Учился я отлично и считал, что все, кто учится плохо, — лодыри и негодные комсомольцы и с ними надо бороться. Боролись мы (активисты класса) двояким способом. Во-первых, на комсомольских собраниях я вынимал специальную записную книжку, из которой зачитывал фамилии тех, кто подсказывал, пользовался шпаргалками или списывал у соседа. За такое поведение плохие ученики прозвали меня «жандармом школы». И я гордился этим прозвищем. Некоторые ученики решались бросать мне упреки прямо в лицо. Тогда на комсомольском собрании я говорил об этом, доказывал, почему мое поведение является правильным, и требовал, чтобы мои оппоненты доказали обратное. Они молчали, я издевался над их трусостью. Решения собрания принимались почти единогласно, при нескольких воздержавшихся.
Во-вторых, после уроков я оставался с отстающими учениками и занимался с ними по математике, помогал им готовить уроки.
Похвалы учителей вскружили мне голову. Развились непомерные гордыня и честолюбие. Они усугублялись тем, что большинство учителей были удивительно глупыми (за все 10 классов я с любовью и благодарностью вспоминаю только трех учителей), и я считал, что лучше их разбираюсь в предмете.
Я мечтал совершить переворот в математике и философии. (Все свои мечты я излагал в дневнике. КГБ этот дневник в 1972 г. изъял, а мои столь обычные глупые юношеские мечтания послужили основанием для утверждения, что у меня с юности был «бред мессианства».)
В стране царил культ Вождя и вообще сильных людей, гениев, которые ведут народ к сияющим вершинам коммунизма. Неслучайно поэтому моими кумирами были Робеспьер, Дзержинский, Кармалюк (украинский разбойник типа Робина Гуда) и почему-то Наполеон, а не Петр I.

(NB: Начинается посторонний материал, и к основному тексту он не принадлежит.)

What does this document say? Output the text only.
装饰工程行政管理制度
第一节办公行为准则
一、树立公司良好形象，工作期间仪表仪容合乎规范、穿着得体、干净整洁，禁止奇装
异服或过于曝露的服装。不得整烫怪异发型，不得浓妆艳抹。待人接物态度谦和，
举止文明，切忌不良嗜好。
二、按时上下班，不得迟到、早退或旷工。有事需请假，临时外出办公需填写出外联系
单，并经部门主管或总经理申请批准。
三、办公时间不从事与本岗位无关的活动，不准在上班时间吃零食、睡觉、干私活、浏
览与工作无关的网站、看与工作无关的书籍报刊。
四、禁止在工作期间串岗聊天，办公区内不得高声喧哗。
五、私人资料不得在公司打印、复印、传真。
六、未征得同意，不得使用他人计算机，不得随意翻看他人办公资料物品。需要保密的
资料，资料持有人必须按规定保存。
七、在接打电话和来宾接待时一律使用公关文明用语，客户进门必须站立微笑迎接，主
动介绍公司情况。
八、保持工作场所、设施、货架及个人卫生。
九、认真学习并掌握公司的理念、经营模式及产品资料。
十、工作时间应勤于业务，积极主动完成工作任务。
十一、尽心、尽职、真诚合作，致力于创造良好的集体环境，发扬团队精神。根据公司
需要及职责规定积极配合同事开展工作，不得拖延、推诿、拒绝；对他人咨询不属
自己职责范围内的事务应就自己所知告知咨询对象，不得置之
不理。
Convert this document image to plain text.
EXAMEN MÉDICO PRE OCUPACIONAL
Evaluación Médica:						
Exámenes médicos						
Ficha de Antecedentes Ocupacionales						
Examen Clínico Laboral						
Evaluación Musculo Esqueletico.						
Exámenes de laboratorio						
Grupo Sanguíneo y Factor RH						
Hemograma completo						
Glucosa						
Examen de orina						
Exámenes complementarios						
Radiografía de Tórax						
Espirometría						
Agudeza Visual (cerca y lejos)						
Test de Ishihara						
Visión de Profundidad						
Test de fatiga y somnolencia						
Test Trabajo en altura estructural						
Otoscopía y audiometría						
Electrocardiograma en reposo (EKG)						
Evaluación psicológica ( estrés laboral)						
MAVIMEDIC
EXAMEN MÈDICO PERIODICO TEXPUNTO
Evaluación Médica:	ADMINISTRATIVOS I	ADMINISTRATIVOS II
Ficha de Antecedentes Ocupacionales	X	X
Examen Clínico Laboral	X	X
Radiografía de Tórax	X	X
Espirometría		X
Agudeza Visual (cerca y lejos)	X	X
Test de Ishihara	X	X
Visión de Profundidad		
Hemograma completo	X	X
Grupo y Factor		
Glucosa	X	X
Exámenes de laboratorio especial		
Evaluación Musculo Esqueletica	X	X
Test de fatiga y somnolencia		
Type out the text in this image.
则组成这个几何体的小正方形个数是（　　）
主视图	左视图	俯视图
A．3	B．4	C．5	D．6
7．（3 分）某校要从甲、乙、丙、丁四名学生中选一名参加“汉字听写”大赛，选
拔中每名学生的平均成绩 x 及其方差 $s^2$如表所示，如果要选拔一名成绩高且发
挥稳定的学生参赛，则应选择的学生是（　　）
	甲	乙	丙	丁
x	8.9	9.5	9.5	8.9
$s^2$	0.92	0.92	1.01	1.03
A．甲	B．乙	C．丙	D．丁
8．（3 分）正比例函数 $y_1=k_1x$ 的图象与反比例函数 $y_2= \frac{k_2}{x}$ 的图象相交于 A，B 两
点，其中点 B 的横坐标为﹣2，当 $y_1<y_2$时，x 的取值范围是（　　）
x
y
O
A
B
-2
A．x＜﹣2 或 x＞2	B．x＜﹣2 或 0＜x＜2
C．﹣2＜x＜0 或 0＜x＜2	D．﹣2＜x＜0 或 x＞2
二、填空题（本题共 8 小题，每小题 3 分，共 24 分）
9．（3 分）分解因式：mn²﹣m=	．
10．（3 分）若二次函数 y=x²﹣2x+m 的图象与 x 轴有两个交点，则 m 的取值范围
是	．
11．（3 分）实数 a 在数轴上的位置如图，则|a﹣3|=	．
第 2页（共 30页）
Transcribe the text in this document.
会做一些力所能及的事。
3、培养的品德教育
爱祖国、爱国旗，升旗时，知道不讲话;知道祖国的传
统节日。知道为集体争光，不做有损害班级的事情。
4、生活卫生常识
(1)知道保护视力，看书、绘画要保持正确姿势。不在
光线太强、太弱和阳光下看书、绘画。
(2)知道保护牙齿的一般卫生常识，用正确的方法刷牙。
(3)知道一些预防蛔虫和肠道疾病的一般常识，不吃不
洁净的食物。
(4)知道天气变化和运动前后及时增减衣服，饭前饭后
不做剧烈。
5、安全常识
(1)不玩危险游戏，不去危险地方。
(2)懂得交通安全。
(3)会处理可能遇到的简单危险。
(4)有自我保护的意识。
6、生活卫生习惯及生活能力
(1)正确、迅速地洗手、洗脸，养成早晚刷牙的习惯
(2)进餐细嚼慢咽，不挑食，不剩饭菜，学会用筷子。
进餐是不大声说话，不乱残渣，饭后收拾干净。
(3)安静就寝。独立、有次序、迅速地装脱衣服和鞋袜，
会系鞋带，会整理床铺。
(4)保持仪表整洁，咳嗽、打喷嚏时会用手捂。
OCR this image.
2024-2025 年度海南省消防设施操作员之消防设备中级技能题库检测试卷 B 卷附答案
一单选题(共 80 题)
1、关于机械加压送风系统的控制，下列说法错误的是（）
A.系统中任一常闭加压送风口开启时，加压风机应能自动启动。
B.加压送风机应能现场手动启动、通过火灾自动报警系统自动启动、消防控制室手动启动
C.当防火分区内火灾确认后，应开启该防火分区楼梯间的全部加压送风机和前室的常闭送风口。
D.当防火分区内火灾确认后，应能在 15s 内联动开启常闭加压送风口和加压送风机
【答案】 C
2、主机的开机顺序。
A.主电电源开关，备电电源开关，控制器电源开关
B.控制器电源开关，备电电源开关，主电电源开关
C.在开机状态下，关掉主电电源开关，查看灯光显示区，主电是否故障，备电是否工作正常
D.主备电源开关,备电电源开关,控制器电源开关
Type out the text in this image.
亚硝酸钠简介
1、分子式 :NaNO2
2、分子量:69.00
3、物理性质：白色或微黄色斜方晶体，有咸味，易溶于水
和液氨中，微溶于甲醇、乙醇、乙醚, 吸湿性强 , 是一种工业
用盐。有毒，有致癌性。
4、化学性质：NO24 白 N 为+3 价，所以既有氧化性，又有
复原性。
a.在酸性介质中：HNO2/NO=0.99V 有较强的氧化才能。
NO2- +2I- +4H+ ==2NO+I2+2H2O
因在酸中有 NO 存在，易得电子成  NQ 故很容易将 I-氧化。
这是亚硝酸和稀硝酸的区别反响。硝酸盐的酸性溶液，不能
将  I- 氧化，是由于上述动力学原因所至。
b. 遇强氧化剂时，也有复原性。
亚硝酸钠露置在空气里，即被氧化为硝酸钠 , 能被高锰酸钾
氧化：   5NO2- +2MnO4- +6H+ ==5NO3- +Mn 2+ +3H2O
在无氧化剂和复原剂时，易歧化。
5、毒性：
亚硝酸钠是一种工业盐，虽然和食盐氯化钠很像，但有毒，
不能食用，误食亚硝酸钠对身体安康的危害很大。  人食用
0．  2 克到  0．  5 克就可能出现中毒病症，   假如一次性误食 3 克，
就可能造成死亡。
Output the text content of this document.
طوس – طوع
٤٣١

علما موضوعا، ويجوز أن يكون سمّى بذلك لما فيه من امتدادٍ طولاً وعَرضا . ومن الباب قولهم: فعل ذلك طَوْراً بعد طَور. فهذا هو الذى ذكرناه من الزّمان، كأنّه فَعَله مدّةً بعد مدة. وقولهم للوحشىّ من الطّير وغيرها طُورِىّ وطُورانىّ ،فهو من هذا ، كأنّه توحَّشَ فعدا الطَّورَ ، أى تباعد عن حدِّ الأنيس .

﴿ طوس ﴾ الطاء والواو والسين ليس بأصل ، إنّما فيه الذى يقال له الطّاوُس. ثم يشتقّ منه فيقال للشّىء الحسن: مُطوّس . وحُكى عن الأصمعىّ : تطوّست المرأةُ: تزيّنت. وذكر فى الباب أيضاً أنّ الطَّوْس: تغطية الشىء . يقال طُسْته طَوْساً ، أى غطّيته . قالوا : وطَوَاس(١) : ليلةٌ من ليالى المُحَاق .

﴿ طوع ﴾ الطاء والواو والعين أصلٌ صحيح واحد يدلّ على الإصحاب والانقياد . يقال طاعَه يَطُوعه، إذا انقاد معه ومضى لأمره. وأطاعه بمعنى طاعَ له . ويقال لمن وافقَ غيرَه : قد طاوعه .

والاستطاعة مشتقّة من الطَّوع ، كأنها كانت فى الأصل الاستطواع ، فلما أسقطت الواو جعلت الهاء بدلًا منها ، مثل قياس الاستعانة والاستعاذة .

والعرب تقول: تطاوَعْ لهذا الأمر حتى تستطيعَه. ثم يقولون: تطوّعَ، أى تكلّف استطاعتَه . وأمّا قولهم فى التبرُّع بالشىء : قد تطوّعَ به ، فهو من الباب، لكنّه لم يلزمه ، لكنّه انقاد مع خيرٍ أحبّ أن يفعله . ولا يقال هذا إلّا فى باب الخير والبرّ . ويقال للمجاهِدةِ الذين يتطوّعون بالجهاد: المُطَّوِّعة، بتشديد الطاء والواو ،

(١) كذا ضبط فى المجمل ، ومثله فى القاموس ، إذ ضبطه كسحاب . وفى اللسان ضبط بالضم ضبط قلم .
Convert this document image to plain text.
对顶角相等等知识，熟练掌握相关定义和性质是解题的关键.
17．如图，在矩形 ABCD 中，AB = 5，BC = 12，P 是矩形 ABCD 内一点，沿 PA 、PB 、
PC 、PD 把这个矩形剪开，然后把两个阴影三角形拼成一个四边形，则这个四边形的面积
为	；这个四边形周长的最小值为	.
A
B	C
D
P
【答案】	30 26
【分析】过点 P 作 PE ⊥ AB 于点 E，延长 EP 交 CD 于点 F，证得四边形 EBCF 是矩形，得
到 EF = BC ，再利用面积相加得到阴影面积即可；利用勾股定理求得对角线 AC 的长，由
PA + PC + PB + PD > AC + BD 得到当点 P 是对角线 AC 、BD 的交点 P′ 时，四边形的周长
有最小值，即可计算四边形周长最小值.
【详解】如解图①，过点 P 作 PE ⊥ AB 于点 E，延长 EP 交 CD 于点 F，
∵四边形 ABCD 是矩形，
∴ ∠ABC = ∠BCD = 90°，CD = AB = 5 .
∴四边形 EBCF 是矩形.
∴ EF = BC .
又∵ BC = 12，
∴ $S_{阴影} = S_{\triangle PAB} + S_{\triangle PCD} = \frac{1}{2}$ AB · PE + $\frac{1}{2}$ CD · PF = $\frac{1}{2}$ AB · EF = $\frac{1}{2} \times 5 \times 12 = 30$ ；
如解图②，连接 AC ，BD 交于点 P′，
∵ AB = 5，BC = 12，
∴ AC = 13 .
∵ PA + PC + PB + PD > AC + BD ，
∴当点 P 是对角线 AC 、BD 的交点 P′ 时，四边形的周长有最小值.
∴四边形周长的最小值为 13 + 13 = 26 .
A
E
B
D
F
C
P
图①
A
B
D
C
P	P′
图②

Дореволюционную литературу я почти не любил (кроме «Что делать?» Чернышевского и «Отцов и детей» Тургенева). Во-первых, потому что писание идиотских сочинений о литературе по заданному плану вызывает отвращение к изучаемому автору. Во-вторых, мне было скучно читать всякие глупые переживания героев Толстого, Тургенева, Гончарова и др. То ли дело Павел Корчагин! Кристально ясные мысли и поступки, никаких тебе гнилых интеллигентских рефлексий. Писать о «Матери» Горького было скучно, но и здесь нравилась большевистская твердость Власова. Каюсь, Маяковский не нравился — слишком сложно писал…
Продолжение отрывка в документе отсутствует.